The effect of amino acid substitution at position 219 of Citrobacter freundii cephalosporinase on extension of its substrate spectrum

Abstract

The cephalosporinase of Citrobacter freundii GN346 is a class-C beta-lactamase comprising 361 amino acids. The substitution of the glutamic acid at position 219 in the enzyme by lysine was previously shown to broaden its substrate specificity to unfavorable substrates such as oxyimino cephalosporins [Tsukamoto, K., Ohno, R. & Sawai, T. (1990) J. Bacteriol. 172, 4348-4351]. To investigate the cause of this phenomenon, Glu219 was changed to glutamine, cysteine or tryptophan. All the resultant enzymes showed higher cefuroxime-hydrolytic activities than the wild type, the order of increasing cefuroxime-hydrolytic activity being as follows: Trp greater than Lys greater than Cys greater than Gln greater than Glu. The rate of hydrolysis of cefuroxime by the Trp219 enzyme was approximately 3 x 10(4) times that of the wild-type enzyme.

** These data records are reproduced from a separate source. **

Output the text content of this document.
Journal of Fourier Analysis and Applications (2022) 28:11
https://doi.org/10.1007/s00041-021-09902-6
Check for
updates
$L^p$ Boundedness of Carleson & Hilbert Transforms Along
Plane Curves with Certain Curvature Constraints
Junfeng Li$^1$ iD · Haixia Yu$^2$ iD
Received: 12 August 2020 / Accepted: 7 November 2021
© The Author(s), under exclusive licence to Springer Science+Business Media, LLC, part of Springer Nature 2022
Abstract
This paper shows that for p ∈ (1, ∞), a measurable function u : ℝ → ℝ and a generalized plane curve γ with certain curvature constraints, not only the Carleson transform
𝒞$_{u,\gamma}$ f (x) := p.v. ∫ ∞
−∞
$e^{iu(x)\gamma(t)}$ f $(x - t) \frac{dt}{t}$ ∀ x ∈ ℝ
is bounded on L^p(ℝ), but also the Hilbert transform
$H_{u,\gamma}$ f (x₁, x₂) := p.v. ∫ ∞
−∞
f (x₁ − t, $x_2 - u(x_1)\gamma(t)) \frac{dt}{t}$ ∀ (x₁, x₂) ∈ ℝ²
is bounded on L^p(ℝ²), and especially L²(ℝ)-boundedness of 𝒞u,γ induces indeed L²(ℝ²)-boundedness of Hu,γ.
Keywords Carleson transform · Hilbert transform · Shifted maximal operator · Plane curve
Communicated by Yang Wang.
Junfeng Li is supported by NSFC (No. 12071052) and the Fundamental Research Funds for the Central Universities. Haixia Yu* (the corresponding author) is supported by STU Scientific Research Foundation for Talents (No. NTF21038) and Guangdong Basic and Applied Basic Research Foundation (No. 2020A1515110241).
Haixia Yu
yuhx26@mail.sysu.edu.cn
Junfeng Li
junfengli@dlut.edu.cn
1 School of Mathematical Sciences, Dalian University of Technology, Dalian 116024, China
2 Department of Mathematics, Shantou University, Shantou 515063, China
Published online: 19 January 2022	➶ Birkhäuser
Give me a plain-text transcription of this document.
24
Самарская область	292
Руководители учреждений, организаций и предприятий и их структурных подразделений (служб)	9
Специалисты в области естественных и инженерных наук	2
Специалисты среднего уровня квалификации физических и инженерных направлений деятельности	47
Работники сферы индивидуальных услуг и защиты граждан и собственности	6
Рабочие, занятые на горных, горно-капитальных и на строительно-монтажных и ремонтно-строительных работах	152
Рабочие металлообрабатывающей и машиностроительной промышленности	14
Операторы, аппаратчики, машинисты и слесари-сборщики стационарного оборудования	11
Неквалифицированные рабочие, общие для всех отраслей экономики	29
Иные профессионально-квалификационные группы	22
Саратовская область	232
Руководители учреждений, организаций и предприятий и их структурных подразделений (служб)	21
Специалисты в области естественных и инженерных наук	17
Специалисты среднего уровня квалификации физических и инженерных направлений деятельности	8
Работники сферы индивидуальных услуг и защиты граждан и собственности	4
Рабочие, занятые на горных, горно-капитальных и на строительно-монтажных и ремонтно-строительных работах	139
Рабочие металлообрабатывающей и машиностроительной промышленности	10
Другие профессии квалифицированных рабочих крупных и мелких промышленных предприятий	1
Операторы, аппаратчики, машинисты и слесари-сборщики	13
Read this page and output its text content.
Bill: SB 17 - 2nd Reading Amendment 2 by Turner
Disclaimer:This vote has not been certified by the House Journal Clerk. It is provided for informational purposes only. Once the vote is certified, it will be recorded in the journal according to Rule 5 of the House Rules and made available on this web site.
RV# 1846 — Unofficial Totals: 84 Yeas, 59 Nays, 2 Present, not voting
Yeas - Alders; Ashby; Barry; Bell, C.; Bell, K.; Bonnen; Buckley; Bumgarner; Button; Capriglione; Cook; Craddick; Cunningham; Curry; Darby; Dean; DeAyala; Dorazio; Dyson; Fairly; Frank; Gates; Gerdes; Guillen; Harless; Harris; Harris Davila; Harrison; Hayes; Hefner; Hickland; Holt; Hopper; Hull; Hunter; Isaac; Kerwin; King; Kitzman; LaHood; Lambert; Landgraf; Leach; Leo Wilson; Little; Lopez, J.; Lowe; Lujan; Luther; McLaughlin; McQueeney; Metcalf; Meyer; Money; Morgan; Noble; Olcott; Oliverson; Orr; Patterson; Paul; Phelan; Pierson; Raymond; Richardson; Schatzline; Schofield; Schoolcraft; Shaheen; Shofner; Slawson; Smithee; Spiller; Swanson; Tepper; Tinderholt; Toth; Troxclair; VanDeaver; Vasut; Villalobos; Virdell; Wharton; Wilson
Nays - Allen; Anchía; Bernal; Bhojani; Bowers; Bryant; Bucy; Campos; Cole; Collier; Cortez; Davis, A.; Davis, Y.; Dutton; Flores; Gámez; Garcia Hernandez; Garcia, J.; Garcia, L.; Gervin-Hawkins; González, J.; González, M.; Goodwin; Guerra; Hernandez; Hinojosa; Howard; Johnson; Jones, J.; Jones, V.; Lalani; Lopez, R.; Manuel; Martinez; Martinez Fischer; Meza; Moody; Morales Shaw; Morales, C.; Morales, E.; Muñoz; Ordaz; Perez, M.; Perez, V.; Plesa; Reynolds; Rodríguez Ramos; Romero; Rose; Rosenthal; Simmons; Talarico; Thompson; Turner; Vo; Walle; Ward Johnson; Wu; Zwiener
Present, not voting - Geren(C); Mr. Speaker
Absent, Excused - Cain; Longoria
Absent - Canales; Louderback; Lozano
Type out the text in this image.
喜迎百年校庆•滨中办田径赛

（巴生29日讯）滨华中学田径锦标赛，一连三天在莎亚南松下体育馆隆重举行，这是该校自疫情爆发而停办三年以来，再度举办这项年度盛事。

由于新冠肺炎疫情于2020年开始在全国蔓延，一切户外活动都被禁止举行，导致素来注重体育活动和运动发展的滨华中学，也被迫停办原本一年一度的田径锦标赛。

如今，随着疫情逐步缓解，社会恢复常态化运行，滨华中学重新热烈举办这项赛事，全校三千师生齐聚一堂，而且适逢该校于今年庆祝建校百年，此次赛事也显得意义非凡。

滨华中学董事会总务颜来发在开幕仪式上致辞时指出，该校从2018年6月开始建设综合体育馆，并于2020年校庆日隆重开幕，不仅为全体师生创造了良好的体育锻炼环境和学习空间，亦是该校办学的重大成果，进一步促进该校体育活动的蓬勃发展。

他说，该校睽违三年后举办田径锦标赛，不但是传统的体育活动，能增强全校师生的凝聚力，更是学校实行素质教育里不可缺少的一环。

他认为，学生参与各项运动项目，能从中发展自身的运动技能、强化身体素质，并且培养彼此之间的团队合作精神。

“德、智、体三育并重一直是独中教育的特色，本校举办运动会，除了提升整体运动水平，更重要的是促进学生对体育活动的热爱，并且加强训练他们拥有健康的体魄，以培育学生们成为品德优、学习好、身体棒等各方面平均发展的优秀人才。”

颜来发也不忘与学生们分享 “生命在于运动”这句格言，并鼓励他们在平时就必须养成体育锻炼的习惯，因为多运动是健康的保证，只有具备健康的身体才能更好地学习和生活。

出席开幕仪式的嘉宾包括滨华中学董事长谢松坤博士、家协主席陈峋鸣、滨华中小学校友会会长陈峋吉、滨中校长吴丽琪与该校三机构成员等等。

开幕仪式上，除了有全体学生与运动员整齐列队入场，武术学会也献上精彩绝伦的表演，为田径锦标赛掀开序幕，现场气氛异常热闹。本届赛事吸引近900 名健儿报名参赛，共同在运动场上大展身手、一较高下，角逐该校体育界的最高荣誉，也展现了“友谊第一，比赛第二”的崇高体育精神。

The order of increasing cefuroxime hydrolysis was approximately proportional to the molecular volume of the amino acid substituted and independent of the ionic character of the amino acids. The cysteine residue at position 219 in the Cys219 enzyme allowed its complete reaction with an SH-blocking reagent, 4-chloromercuriphenylsulfonic acid. The modified enzyme with the bulkier residue showed a 45% higher cefuroxime-hydrolytic activity than the untreated enzyme. These results suggested that extension of the substrate spectrum may be attributed to alteration in the configuration of the enzyme around position 219.